Le Nouveau Recueil N°49
Editions Champ Vallon
Nous savons tous ce qu’est un paysage/ prés arbres collines et les ombres n’ontt pas de secret pour nous/ que cherchent-ils, les peintres ? » On pourrait renvoyer la question de Marc Petit à la plupart des auteurs qui ont comme lui contribué à ce N°49 du Nouveau Recueil. Ceux-ci, en effet, placent souvent leur lecteur devant un spectacle, un tableau littéraire, des architectures, des champs. La description reviendrait-elle au goût du jour ? Dans cette revue de haute tenue, dirigée par Jean-Michel Maulpoix se succèdent, comme à l’antichambre de la publication, textes en vers et proses courtes. Le Nouveau Recueil se divise en trois parties : la première de pure création ne semble obéir à aucune règle bien précise, la deuxième réunit des textes autour d’un thème et la dernière mêle critiques et chroniques.

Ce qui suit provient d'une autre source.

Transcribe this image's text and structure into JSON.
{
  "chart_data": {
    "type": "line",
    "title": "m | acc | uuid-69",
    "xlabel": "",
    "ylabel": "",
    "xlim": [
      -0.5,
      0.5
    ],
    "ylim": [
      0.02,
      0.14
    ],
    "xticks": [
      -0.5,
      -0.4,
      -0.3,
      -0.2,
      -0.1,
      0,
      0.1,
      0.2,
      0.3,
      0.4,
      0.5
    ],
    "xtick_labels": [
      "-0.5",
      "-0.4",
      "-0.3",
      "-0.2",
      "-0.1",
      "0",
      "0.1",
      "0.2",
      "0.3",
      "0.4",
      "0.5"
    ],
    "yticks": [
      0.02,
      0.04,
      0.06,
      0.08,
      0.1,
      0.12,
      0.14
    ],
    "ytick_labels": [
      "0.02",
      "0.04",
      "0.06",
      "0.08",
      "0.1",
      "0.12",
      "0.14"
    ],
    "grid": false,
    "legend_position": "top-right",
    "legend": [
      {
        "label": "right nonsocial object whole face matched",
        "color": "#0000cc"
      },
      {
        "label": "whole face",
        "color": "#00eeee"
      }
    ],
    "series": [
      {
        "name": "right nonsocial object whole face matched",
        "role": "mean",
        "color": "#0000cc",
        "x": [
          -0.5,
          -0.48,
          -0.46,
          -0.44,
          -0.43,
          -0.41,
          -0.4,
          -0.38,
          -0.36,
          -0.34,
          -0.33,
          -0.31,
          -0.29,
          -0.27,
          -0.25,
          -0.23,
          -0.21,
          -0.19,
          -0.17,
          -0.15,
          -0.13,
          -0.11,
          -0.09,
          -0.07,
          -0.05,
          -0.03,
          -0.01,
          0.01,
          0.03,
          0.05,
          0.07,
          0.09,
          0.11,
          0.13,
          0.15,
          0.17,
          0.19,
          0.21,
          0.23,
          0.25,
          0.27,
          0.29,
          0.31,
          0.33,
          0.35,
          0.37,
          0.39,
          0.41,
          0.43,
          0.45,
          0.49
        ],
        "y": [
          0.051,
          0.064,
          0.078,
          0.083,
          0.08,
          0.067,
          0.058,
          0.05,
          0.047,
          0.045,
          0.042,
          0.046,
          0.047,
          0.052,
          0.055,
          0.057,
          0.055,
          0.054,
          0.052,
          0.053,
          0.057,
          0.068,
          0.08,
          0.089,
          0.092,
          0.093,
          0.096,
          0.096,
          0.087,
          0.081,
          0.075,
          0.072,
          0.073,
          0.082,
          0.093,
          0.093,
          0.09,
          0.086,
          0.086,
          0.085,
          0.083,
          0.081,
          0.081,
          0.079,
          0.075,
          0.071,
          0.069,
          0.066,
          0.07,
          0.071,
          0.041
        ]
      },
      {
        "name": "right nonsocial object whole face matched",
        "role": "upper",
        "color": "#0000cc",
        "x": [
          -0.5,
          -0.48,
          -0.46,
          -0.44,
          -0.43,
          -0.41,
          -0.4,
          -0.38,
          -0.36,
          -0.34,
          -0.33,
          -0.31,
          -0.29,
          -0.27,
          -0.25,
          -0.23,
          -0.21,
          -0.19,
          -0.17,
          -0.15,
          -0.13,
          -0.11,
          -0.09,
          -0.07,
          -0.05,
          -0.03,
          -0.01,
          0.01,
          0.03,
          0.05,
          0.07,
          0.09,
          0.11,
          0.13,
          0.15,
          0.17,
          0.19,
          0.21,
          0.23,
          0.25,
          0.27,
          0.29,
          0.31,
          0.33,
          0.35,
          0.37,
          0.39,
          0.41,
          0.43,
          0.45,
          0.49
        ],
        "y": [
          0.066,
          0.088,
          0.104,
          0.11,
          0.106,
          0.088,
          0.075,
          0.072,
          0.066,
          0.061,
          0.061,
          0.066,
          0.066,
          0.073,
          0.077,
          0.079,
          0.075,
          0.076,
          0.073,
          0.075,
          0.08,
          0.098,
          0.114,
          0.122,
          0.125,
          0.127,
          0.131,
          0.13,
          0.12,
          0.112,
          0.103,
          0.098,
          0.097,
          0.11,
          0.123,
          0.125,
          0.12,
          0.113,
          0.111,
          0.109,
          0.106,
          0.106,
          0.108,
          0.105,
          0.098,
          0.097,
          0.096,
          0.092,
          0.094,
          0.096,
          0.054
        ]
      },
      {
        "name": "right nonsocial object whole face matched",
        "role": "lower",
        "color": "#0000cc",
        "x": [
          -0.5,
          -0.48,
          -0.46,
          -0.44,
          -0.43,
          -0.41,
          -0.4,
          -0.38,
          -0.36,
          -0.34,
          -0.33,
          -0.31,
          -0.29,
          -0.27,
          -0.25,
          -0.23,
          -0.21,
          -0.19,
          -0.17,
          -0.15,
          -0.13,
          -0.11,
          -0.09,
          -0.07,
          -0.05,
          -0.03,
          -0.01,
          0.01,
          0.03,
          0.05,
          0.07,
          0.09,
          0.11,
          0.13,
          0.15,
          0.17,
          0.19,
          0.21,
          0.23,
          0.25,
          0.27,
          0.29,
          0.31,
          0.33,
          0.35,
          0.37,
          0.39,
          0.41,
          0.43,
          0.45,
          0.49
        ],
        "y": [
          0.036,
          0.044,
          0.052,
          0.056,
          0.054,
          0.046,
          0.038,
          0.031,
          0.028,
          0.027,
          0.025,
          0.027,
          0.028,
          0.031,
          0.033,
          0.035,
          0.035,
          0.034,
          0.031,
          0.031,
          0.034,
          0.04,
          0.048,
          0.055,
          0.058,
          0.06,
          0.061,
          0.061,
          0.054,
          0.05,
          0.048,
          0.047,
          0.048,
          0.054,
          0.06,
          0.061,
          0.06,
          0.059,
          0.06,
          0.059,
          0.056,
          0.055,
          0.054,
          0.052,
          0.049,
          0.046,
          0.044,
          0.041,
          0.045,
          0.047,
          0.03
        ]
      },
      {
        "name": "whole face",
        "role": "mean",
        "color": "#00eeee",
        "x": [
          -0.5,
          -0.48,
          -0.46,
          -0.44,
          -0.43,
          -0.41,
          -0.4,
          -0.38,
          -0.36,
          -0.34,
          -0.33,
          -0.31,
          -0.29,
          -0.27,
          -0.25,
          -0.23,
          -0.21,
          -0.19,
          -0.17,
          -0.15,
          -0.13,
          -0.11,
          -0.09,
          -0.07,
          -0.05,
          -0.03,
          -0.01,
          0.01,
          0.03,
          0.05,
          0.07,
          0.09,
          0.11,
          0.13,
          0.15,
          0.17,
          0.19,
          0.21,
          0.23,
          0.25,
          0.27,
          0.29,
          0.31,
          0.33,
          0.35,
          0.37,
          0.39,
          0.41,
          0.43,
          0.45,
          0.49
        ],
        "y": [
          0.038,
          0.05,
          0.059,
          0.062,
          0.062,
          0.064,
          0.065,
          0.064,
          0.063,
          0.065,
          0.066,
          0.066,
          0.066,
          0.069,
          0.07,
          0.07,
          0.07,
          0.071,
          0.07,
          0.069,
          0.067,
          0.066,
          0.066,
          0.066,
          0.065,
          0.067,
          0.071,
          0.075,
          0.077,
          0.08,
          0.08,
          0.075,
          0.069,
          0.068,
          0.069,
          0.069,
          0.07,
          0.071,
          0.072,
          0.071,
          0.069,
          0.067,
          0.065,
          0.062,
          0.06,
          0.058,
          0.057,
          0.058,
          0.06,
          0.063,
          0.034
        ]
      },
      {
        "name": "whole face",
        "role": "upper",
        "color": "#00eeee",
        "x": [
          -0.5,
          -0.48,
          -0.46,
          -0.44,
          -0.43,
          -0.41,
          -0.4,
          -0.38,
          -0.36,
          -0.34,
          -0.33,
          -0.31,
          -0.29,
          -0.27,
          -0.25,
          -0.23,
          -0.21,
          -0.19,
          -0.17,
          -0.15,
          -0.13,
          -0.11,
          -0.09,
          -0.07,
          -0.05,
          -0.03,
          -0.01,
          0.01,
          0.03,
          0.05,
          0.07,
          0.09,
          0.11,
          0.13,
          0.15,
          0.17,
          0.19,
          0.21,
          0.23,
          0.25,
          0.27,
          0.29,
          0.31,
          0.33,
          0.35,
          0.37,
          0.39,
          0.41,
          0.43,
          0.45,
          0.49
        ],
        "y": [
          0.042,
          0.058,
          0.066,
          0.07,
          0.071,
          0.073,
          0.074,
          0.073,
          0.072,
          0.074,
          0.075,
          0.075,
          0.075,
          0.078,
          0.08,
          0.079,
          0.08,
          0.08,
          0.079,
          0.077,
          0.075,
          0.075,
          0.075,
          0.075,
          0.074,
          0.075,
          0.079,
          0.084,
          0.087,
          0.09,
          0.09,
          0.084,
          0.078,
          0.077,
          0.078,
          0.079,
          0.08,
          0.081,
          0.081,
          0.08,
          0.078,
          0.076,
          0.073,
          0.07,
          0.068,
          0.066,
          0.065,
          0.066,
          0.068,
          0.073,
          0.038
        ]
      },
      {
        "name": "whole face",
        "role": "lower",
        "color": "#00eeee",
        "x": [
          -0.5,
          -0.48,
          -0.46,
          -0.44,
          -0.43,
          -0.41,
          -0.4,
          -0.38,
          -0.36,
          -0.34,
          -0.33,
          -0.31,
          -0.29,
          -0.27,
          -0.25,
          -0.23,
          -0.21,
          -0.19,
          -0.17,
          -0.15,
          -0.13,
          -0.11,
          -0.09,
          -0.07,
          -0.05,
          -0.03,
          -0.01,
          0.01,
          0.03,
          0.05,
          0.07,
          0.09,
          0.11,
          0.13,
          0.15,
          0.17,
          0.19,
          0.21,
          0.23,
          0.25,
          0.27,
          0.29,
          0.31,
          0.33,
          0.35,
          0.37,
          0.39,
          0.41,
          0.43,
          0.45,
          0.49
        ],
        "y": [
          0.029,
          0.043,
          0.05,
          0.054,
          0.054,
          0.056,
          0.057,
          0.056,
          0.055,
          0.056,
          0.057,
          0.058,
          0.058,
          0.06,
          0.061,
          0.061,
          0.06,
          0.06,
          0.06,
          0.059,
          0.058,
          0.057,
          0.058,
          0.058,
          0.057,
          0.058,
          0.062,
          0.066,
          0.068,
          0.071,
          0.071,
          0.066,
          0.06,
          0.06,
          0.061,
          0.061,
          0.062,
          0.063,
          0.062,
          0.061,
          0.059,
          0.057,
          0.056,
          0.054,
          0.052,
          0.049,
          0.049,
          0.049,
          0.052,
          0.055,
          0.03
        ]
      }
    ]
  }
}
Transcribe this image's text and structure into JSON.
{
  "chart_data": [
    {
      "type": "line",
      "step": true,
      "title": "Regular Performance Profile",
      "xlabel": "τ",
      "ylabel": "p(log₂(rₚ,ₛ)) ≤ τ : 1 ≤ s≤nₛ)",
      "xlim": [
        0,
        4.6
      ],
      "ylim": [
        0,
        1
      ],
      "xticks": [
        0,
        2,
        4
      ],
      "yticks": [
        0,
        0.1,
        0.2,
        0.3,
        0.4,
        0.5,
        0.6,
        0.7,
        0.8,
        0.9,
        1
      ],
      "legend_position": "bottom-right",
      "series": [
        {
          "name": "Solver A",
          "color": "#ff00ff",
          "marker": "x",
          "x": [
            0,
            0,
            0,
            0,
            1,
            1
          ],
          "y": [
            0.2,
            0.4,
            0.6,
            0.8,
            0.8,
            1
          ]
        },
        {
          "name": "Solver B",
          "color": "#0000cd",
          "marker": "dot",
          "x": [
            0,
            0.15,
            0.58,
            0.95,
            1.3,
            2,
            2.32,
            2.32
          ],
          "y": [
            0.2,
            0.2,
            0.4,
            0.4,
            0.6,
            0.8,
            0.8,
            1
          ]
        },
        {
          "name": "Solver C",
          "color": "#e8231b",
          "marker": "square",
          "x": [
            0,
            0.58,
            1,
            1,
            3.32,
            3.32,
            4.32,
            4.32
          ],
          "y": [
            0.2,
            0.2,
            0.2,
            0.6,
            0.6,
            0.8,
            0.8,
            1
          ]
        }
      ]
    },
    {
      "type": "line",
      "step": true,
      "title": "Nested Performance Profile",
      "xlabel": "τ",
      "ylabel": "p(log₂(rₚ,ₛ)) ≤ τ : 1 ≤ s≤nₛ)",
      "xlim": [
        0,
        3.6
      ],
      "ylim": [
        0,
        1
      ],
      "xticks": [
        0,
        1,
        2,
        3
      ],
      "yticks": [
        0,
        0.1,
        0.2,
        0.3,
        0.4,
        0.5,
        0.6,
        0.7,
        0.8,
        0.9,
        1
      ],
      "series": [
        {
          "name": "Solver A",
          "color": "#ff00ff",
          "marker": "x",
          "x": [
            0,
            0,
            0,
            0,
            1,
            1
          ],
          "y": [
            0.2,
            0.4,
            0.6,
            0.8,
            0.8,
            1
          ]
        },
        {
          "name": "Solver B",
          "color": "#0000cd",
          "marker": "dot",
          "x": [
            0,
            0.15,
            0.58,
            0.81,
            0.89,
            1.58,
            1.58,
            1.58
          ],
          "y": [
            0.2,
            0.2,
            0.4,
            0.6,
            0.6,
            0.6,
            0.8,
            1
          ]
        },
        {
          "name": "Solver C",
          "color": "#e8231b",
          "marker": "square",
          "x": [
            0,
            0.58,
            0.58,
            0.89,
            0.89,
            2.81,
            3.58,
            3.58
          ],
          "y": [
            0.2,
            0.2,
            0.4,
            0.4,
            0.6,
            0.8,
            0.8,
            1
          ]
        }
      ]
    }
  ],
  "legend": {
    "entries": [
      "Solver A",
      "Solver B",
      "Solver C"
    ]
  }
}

Si la densité de l’encre sur la page varie beaucoup, on remarquera que les deux meilleures contributions de la première partie se situent à l’opposé l’une de l’autre. Dans un registre qui fait penser à Cioran, Philippe Denis aligne quelques aphorismes désabusés et nihilistes : « Prêter sa voix à ses propres silences ne dispense pas d’écourter ». On s’en délecte. A priori beaucoup plus bavard, Benjamin Jordane dont les textes sont exhumés régulièrement par Jean-Benoît Puech, se livre à la dissection d’un personnage fascinant, joueur parce qu’encombré de lui-même. On imagine ce texte écrit pas un enfant sprituel de Proust et Thomas Bernhard. C’est dire le plaisir. La deuxième partie, consacrée ici à L’Usage du quotidien apporte grâce à sa traductrice Claire Malroux une belle révélation : Adrienne Rich. Cette Américaine écrit à partir de petits riens domestiques une poésie qui finit par englober l’histoire, la géographie et toute la condition féminine. Sans se départir de l’humilité qui nous rend sa voix si proche. En écho, les poèmes d’Antoine Emaz écorchent la page, s’en extraient dans une violence nue et retenue. Benoît Conort, le plus résolument moderne de tous, clôt le sujet avec pas mal de hargne et de drôlerie, mélangeant dans ses vers les approximatives phrases de la publicité. On gardera pour la fin, comme un plaisir toujours repoussé, la chronique de Jean-Baptiste Goureau où les gens de théâtre et de radio trouveront de quoi se vêtir pour tous les hivers du prochain millénaire. Avec une sincère mauvaise foi, le bonhomme va chercher l’ennui dans les salles, et la colère devant son poste de radio. On ne saurait trop l’en remercier. Le Nouveau Recueil a pris depuis longtemps la place qu’une NRF rongée par des objectifs peu littéraires a abandonnée. Qu’il continue.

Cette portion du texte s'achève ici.